When someone fell seriously ill, we would knock on the door, which would get the guards angry. When we beg, saying that someone was about to die, they would mock us and reply: “What is the big deal with your death? Your corpse will be sent to your family.”

Among us were prisoners who recently went through serious medical operations that required a doctor’s visit. There were also people with chronic conditions like high blood pressure and anemia. Detainees were also contracting diseases such as typhoid, typhus, and malaria.

Impact on family

The other major challenge during this period was related to our families’ status. The moment we were arrested, every employee’s salary was halted. Many prisoners’ families almost collapsed financially: they had nothing to pay for rent, for children’s school, and for many other essential expenses.

The only source of income for my family was my salary. For three months, my wife had difficulty paying for groceries to feed herself and my two children, to cover rent, and pay my son’s school fee. My son was very depressed as his teachers were picking on him to pay. The fact that my wife was lactating mom made things even worse.

My children were crying daily asking for their father. My 8 years old son kept nagging his mom about my whereabouts and was not convinced by any of her excuses such as that I went out of town for work.

She finally had to tell him the truth, but he couldn’t really comprehend her explanation. The depression he was going through as a result of all this was very intense that it concerned his classmates and teachers. A clever student who always did great in school, his performance was severely affected.

At one point he lost hope and said to this mom, “I think my dad is never coming back!” My wife fainted when she heard this. Luckily, her sister was around and comforted everyone.

My second, 1-year-old son was also crying every day asking for his dad. Medical intervention was needed to make sure the constant crying doesn’t lead to something more serious.

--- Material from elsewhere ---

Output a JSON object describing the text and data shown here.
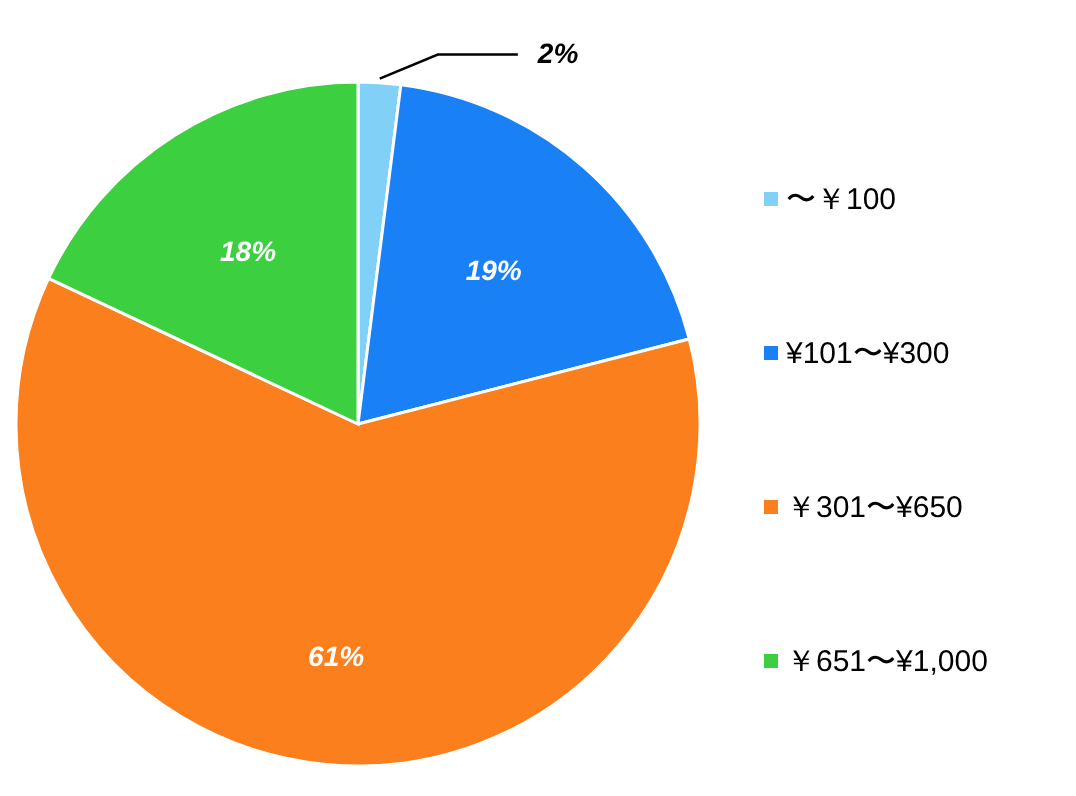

I learned about all these hardships my family went through after being finally released in late January following the Tigray forces’ withdrawal from most parts of Amhara and Afar; many of the detainees were also released around the same time.

I now have an eye problem as the lack of sunlight in the darkroom we were locked in has affected my sight. I can’t go outside of the house without having a sunglass and a hat on. The lack of shower during my detention has also made my skin develop bad skin rashes and allergies that I am now suffering from.